A lot of new things at once is fun for adults but for children with limited information processing capabilities it’s just too much. This is how to make changes and introduce new things at preschool without overwhelming your young students.
I love putting new materials out in my classroom, I get SO excited about sharing materials I have made with my students and seeing their reactions. I will never forget when their reaction was not at all what I expected. My school like many follows a thematic calendar, and even though I don’t do everything themed I do change the sensory table, the color of play dough we put out changes and some of the tools do too and other small changes. One month this year I had so many fun new things I overdid it. This was too much change for young students. It was too much change too early in the year. They needed more security and predictability from their environment, I messed up.
Information processing theory tells us that young children can only process a limited amount of stimuli at any given time and as children develop their knowledge base changes (increases) and that lets the child create more relationships to existing information. When everything is new no connections are being made if there is too much new to take in.

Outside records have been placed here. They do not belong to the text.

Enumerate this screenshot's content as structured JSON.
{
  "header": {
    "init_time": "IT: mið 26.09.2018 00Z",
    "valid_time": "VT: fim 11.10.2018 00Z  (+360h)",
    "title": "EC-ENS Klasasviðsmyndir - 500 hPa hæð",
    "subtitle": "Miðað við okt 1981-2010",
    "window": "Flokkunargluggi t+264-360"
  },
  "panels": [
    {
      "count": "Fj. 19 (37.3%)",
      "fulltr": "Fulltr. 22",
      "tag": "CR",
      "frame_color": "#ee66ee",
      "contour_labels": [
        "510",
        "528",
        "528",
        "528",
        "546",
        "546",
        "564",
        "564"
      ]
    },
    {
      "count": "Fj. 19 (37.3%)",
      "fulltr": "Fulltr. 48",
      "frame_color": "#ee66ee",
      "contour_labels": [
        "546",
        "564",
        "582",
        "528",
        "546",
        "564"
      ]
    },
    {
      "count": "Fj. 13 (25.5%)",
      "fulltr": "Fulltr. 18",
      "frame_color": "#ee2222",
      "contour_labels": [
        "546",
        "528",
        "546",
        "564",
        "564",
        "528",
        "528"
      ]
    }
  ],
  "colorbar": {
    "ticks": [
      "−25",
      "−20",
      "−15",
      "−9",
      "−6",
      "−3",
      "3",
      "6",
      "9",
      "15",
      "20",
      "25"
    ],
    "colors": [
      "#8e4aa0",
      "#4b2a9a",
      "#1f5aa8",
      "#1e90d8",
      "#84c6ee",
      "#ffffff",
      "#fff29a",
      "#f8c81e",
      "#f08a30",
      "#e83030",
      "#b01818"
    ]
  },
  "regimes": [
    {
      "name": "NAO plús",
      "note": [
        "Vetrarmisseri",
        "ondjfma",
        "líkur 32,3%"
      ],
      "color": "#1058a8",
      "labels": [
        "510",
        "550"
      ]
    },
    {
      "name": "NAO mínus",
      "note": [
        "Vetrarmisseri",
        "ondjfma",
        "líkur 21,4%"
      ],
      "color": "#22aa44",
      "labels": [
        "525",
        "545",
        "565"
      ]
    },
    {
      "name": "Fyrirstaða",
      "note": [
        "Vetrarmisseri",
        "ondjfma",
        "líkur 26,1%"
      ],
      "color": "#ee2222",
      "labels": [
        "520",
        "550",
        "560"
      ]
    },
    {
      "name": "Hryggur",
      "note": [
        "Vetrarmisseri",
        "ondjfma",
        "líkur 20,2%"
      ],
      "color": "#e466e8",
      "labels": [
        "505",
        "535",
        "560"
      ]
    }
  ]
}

This is when you will see children at free choice or center time doing what I call “drive bys” they zoom from one area to another never really engaging, they have no existing knowledge to connect to.
How do you avoid this?
When you make changes in your classroom make them gradually.
When you are switching items in areas add new items, then remove the old a day or two, or a week later.
Give children a heads up about changes.
Not all classrooms are set up so that children can help you make the changes, but the next best thing is to tell them, especially the more resistant to change children. Even very young preschoolers can benefit from a teacher saying something like ” I know how much you like playing with the rice in the sensory table but tomorrow I will show you what beans look and feel like!”
Have them help make the changes with you.
“Tomorrow when you come to school you can help me make purple play dough for the play dough center!”
This is a great way to make the children feel connected and give them an active role in the class community.
Be ready to take out old favorites that you have put away to make your class more comfortable and predictable. The day that I had overwhelmed my students my assistant and I looked at each other and immediately knew we’d gone overboard with excitement at all the fun new things and quickly put some away, got out old favorites.
Another benefit of this approach is that children don’t need as much help with “old favorites” they know how to interact, and you can work on the important work of connecting with your students, weaving individual goals into those interactions, and modeling social learning instead of teaching a child how to use some new material. That is the real work of a preschool teacher.
Yes this may mean that you have a tea party, play dough and car ramps out every single day but it also means that your students will interact with the other free choice activities that you have created for them in a meaningful way instead of doing “drive-bys” and not connecting with anything.
So less is more, much more, in preschool!